That’s My Boy Review
It just seems like every year, Adam Sandler has the need to come up with one bad movie. Having derailed to his original type of humor and my tolerance for any on-screen time he has is wearing thin these days. That’s My Boy, Sandler’s newest addition, would seem like the kind of movie you would despise, hate and judge. But this time, I might have judged it a bit too fast.
Donny (Sandler) lived the ultimate teenage dream: to have intimate relations with his hot high school teacher. This “relationship” resulted in Donny being a father in his early teens and having to take care of his son, Todd (Andy Sandberg), up until Todd’s 18th birthday.
While Donny was bombarded with press and 80s glamour, he had very little values and very little managerial skills towards his son and his life altogether, forcing him to live as an eternal child. We find out that Donny owes the IRS close to 50,000$ and if he doesn’t pay up in less than a week, he will have to go to jail. Enters the thought of contacting his son, since he knows Todd is doing better than him financially, which he hasn’t seen since he moved out when he turned 18.
In the meanwhile Todd is planning the last details on his marriage with his fiancée, Jamie (Leighton Meester), and living a wealthy(er) but stressful and anxious life. Donny passes as his friend in front of Jamie’s family since Todd never revealed he was the product of teacher-student scandal and 80s phenomena.
With what seems to be a pretty shitty story for the untrained brain to process, the jokes molded around it actually kinda saved the movie (a little bit). A lot of the jokes were 80s referential humor, which included a fun bunch of cameos (mostly Vanilla Ice playing himself (!)). Very little to do with the actual story but worked well since Sandler’s character was an extreme caricature of those 80s-has-been child stars. A lot of that same decade’s music accompanied the flick (ironically) and made it really fun. It may seem cliché but paired with some extremist jokes it made it…less bad.

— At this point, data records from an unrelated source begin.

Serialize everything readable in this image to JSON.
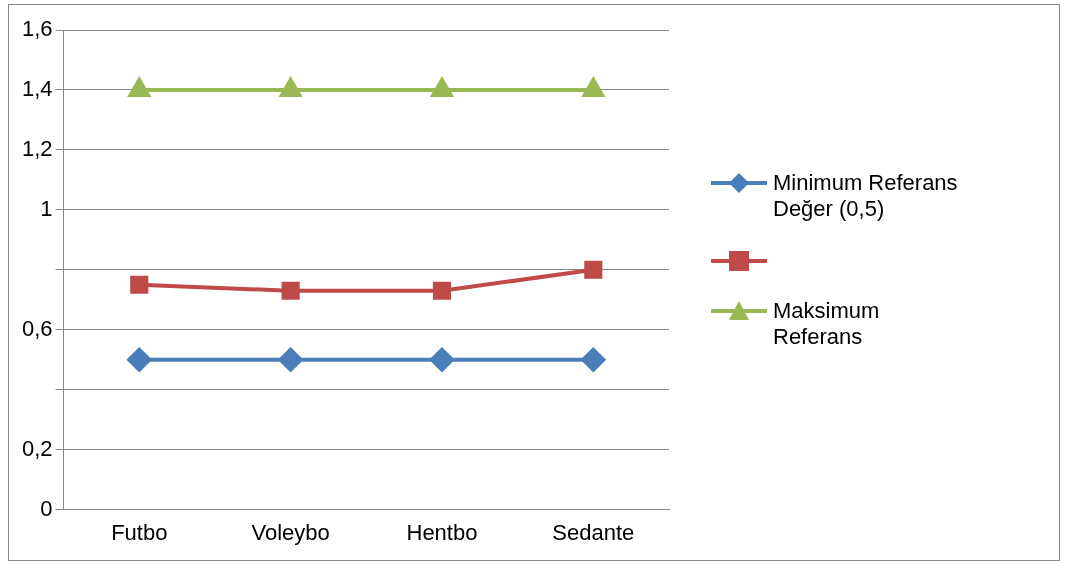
{
  "chart_data": {
    "type": "line",
    "categories": [
      "Futbo",
      "Voleybo",
      "Hentbo",
      "Sedante"
    ],
    "series": [
      {
        "name": "Minimum Referans Değer (0,5)",
        "color": "#4a7ebb",
        "values": [
          0.5,
          0.5,
          0.5,
          0.5
        ],
        "marker": "diamond"
      },
      {
        "color": "#be4b48",
        "values": [
          0.75,
          0.73,
          0.73,
          0.8
        ],
        "marker": "square"
      },
      {
        "name": "Maksimum Referans",
        "color": "#98b954",
        "values": [
          1.4,
          1.4,
          1.4,
          1.4
        ],
        "marker": "triangle"
      }
    ],
    "ylim": [
      0,
      1.6
    ],
    "yticks": [
      {
        "value": 0,
        "label": "0"
      },
      {
        "value": 0.2,
        "label": "0,2"
      },
      {
        "value": 0.4,
        "label": null
      },
      {
        "value": 0.6,
        "label": "0,6"
      },
      {
        "value": 0.8,
        "label": null
      },
      {
        "value": 1,
        "label": "1"
      },
      {
        "value": 1.2,
        "label": "1,2"
      },
      {
        "value": 1.4,
        "label": "1,4"
      },
      {
        "value": 1.6,
        "label": "1,6"
      }
    ],
    "grid": "y",
    "legend": "right"
  }
}
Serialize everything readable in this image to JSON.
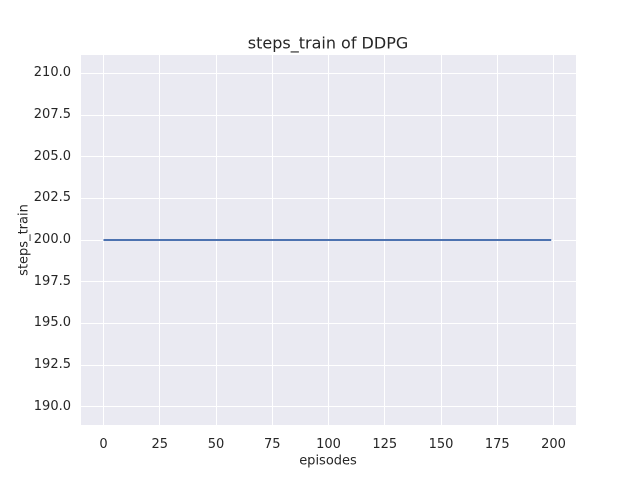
{
  "chart_data": {
    "type": "line",
    "title": "steps_train of DDPG",
    "xlabel": "episodes",
    "ylabel": "steps_train",
    "xlim": [
      -10,
      210
    ],
    "ylim": [
      188.9,
      211.1
    ],
    "x_ticks": [
      0,
      25,
      50,
      75,
      100,
      125,
      150,
      175,
      200
    ],
    "x_tick_labels": [
      "0",
      "25",
      "50",
      "75",
      "100",
      "125",
      "150",
      "175",
      "200"
    ],
    "y_ticks": [
      190.0,
      192.5,
      195.0,
      197.5,
      200.0,
      202.5,
      205.0,
      207.5,
      210.0
    ],
    "y_tick_labels": [
      "190.0",
      "192.5",
      "195.0",
      "197.5",
      "200.0",
      "202.5",
      "205.0",
      "207.5",
      "210.0"
    ],
    "grid": true,
    "legend": false,
    "series": [
      {
        "name": "steps_train",
        "color": "#4c72b0",
        "x": [
          0,
          199
        ],
        "y": [
          200,
          200
        ]
      }
    ],
    "colors": {
      "figure_background": "#ffffff",
      "axes_background": "#eaeaf2",
      "grid": "#ffffff",
      "text": "#262626",
      "line": "#4c72b0"
    }
  }
}
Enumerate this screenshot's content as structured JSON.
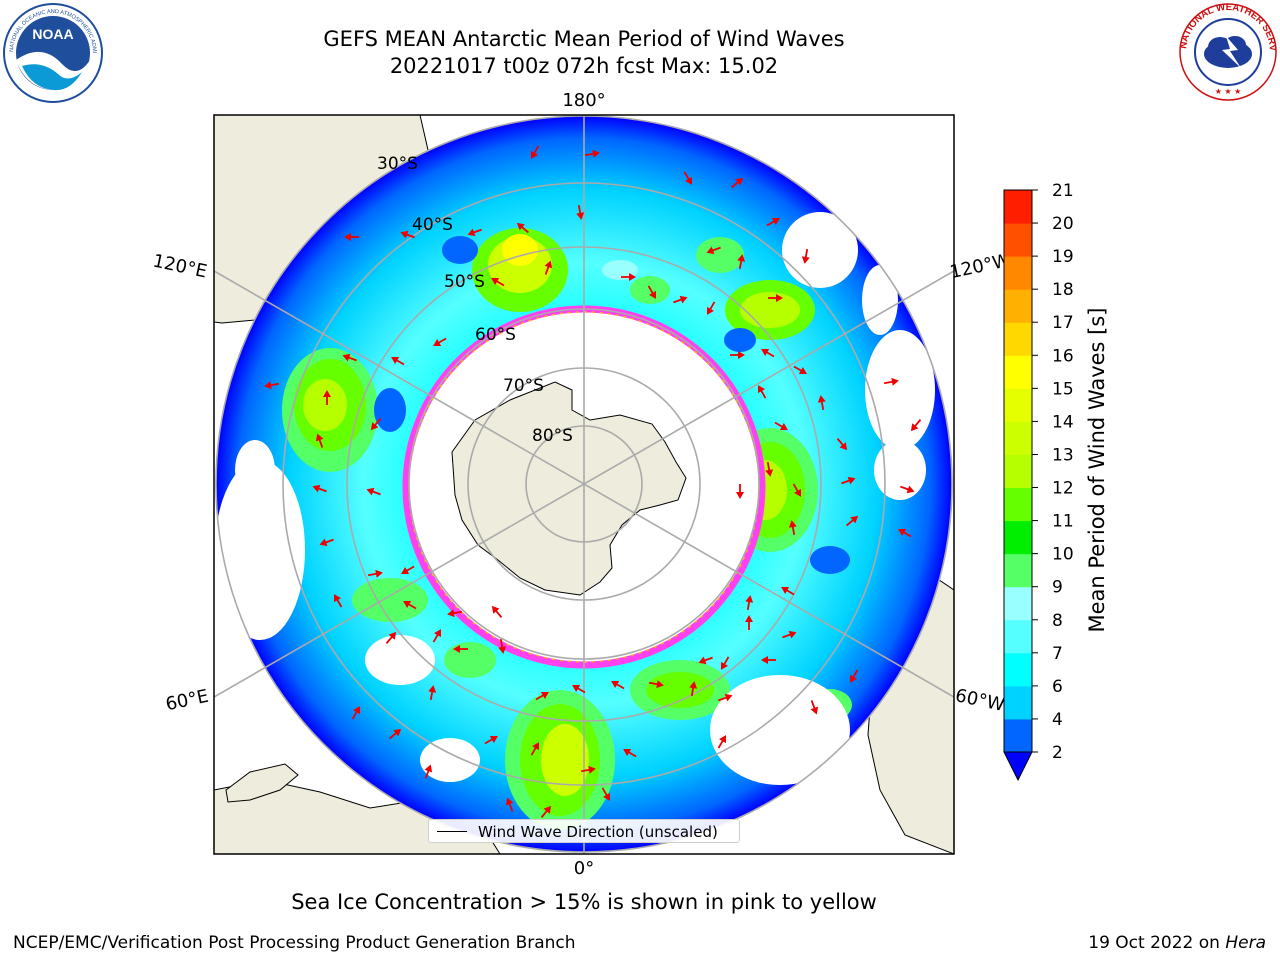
{
  "header": {
    "title_line1": "GEFS MEAN Antarctic Mean Period of Wind Waves",
    "title_line2": "20221017 t00z 072h fcst   Max: 15.02"
  },
  "logos": {
    "left": "NOAA",
    "left_ring_text": "NATIONAL OCEANIC AND ATMOSPHERIC ADMINISTRATION · U.S. DEPARTMENT OF COMMERCE",
    "right_ring_text": "NATIONAL WEATHER SERVICE"
  },
  "map": {
    "projection": "south-polar-stereographic",
    "longitude_labels": [
      "180°",
      "120°E",
      "120°W",
      "60°E",
      "60°W",
      "0°"
    ],
    "latitude_labels": [
      "30°S",
      "40°S",
      "50°S",
      "60°S",
      "70°S",
      "80°S"
    ],
    "colors": {
      "land": "#eeecdc",
      "ice_edge": "#ff40f0",
      "arrow": "#ee0000",
      "grid": "#aaaaaa"
    },
    "legend": "Wind Wave Direction (unscaled)"
  },
  "colorbar": {
    "label": "Mean Period of Wind Waves [s]",
    "ticks": [
      "2",
      "4",
      "6",
      "7",
      "8",
      "9",
      "10",
      "11",
      "12",
      "13",
      "14",
      "15",
      "16",
      "17",
      "18",
      "19",
      "20",
      "21"
    ],
    "colors": [
      "#0066ff",
      "#00d2ff",
      "#00ffff",
      "#55ffff",
      "#99ffff",
      "#55ff66",
      "#00ee00",
      "#66ff00",
      "#b6ff00",
      "#ccff00",
      "#e6ff00",
      "#ffff00",
      "#ffd800",
      "#ffb000",
      "#ff8800",
      "#ff5000",
      "#ff1e00"
    ],
    "extend_color": "#0000ff"
  },
  "caption": "Sea Ice Concentration > 15% is shown in pink to yellow",
  "footer": {
    "left": "NCEP/EMC/Verification Post Processing Product Generation Branch",
    "date": "19 Oct 2022 on ",
    "machine": "Hera"
  }
}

More comics who are used to being seen in a Sandler movie make brief appearances (Nick Swardson, Will Arnett) lighted up the mood for certain scenes and it felt like a Happy Madison project
Sandler was probably the most horrible part of the movie, sadly but with no surprise there. His voice was just really irritable and his character was just too repetitive with many gags, it just starting to grow old too fast. His character hardly learns from any of his mistakes and his persona doesn’t change till too close to the end. That is until Sandberg comes around and delivers an even performance. Being very close to what he usually plays the nervous, clumsy and perpetual smart-mouthed guy. His relationship to Sandler’s seems implausible at first due to the actors’ real age and Sandler’s thin performance.
Ladies, your treat is watching Milo Ventimiglia (that guy from Heroes), playing Jamie’s brother. His character is quite unusual but will ensure lots and lots of laughs.

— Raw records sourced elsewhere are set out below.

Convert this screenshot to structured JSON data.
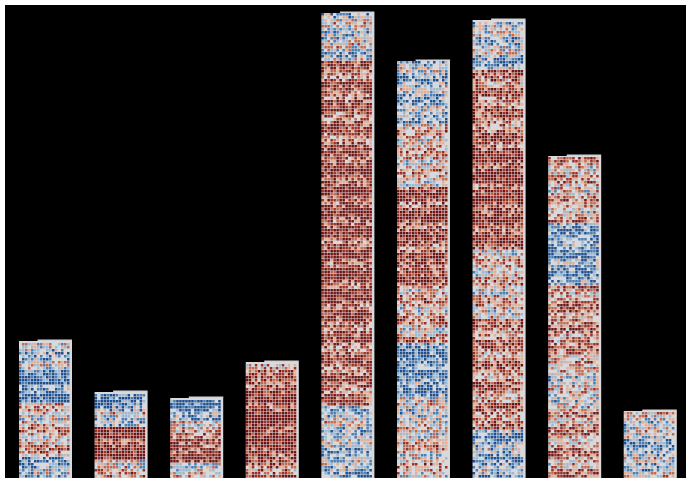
{
  "chart_data": {
    "type": "bar",
    "categories": [
      "",
      "",
      "",
      "",
      "",
      "",
      "",
      "",
      ""
    ],
    "values": [
      137,
      86,
      80,
      116,
      465,
      417,
      458,
      322,
      67
    ],
    "ylim": [
      0,
      473
    ],
    "grid": false,
    "legend": "none",
    "bar_fill": "heatmap-texture",
    "colors": {
      "background": "#000000",
      "frame": "#ffffff",
      "scale": [
        "#1f4f8f",
        "#4a7fb5",
        "#9cb9d3",
        "#d7d9dc",
        "#e0b09a",
        "#c06a4f",
        "#9e2f22",
        "#6e1414"
      ]
    }
  }
}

But, after the story gets started, the jokes just keep flying at you and you will start forgetting all the issues you encounter in the first twenty minutes in. The characters start to grown on you, the humor is way over the top many, many times and it makes it so absurd that you just kinda wanna see more.
The father-son theme gets a little more credible and a bit heartwarming by the end, where you already start forgiving Sandler for having become such a bad actor. Donny “accidentally” teaches his son the values in life and has a chance to be the father he could never have been. Yes, its premise is really out there, the actors are not terribly good (except Sandberg, he did a good job) but the jokes, while being at times really gross and far-fetched (making the R rating very justifiable and worth it), make the movie likable and most importantly: tolerable.
That’s My Boy has way more bad stuff its way than good ones. But sometimes we need that guilty-pleasure movie we all know is bad but love to watch anyway. The jokes are hilarious (even the terrible ones) and the end result will surely make up for whatever bad judgment you had for the movie.